Laura Fabris of Rutgers University will discuss spectroscopy as a mechanism for biophotonics applications in her keynote. Fabris leads a team that explores current and future methods for monitoring drug delivery and disease characteristics, such as investigating the suitability of surface-enhanced Raman scattering (SERS) probes to provide response to outliers of the population that could indicate over-spreading behavior.

Roger Craig Wiens. Courtesy of Los Alamos National Laboratory.

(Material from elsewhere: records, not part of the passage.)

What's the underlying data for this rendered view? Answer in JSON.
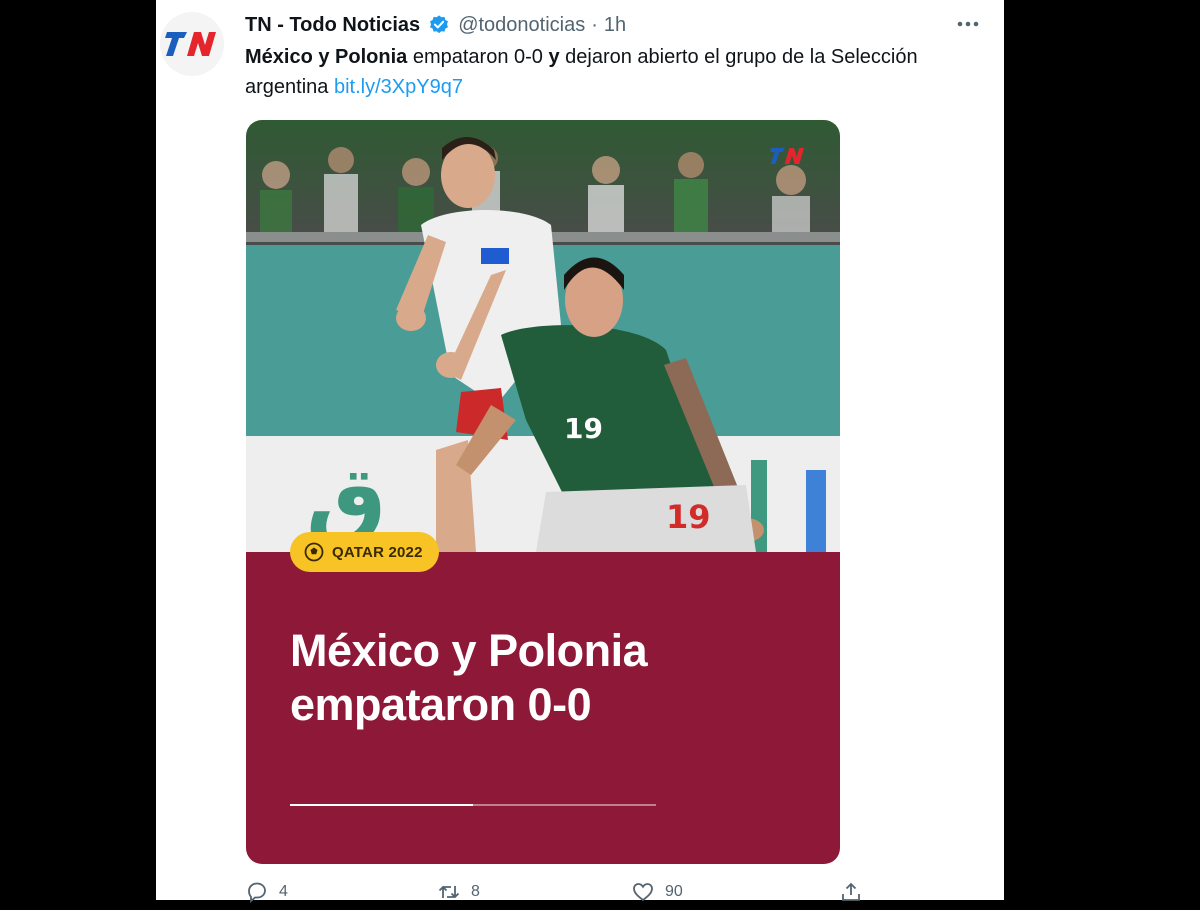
{
  "tweet": {
    "author_name": "TN - Todo Noticias",
    "handle": "@todonoticias",
    "separator": "·",
    "time": "1h",
    "text_bold_1": "México y Polonia",
    "text_1": " empataron 0-0 ",
    "text_bold_2": "y",
    "text_2": " dejaron abierto el grupo de la Selección argentina ",
    "link": "bit.ly/3XpY9q7"
  },
  "media": {
    "badge_label": "QATAR 2022",
    "headline_line1": "México y Polonia",
    "headline_line2": "empataron 0-0",
    "progress": 0.5,
    "jersey_front": "19",
    "jersey_back": "19"
  },
  "actions": {
    "reply_count": "4",
    "retweet_count": "8",
    "like_count": "90"
  },
  "icons": {
    "avatar": "tn-logo-icon",
    "verified": "verified-badge-icon",
    "more": "more-options-icon",
    "badge": "soccer-ball-icon",
    "reply": "reply-icon",
    "retweet": "retweet-icon",
    "like": "heart-icon",
    "share": "share-icon"
  },
  "colors": {
    "brand_blue": "#1d9bf0",
    "panel_maroon": "#8e1838",
    "badge_yellow": "#f7c325",
    "tn_red": "#e4252b",
    "tn_blue": "#1a5fbe"
  }
}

In his keynote address, Roger Craig Wiens of Los Alamos National Laboratory and Purdue University, and leader of the SuperCam instrument team on the Mars Perseverance rover, will detail the variety of spectroscopic methods currently deployed on Mars. From sophisticated custom spectrometers to precisely calibrated and combined methods, the missions of the Perseverance and Curiosity rovers provide precise information on the mineralogical, chemical, atomic and molecular composition of the surface of Mars. Wiens will cover techniques such as Laser Induced Breakdown Spectroscopy (LIBS), Visible and Near Infrared Spectroscopy (VISIR), Raman Spectroscopy and Acoustic Spectroscopy – all of which are utilized by the SuperCam instrument.

Industry Drivers and Key Players

Industry leaders such as Oxford Instruments, TOPTICA Photonics, ams OSRAM and many more will lead sessions on relevant topics in the life sciences. Renowned personalities from the spectroscopy landscape, including Crocombe and Conor Evans of Harvard Medical School, will present their recent work. Crocombe will headline the Embedded Spectroscopy portion of the program with a presentation on instrument miniaturization.

Registration for the Photon spectra The spectroscopy conference is free for participants. The Biospectroscopy course takes place on April 13.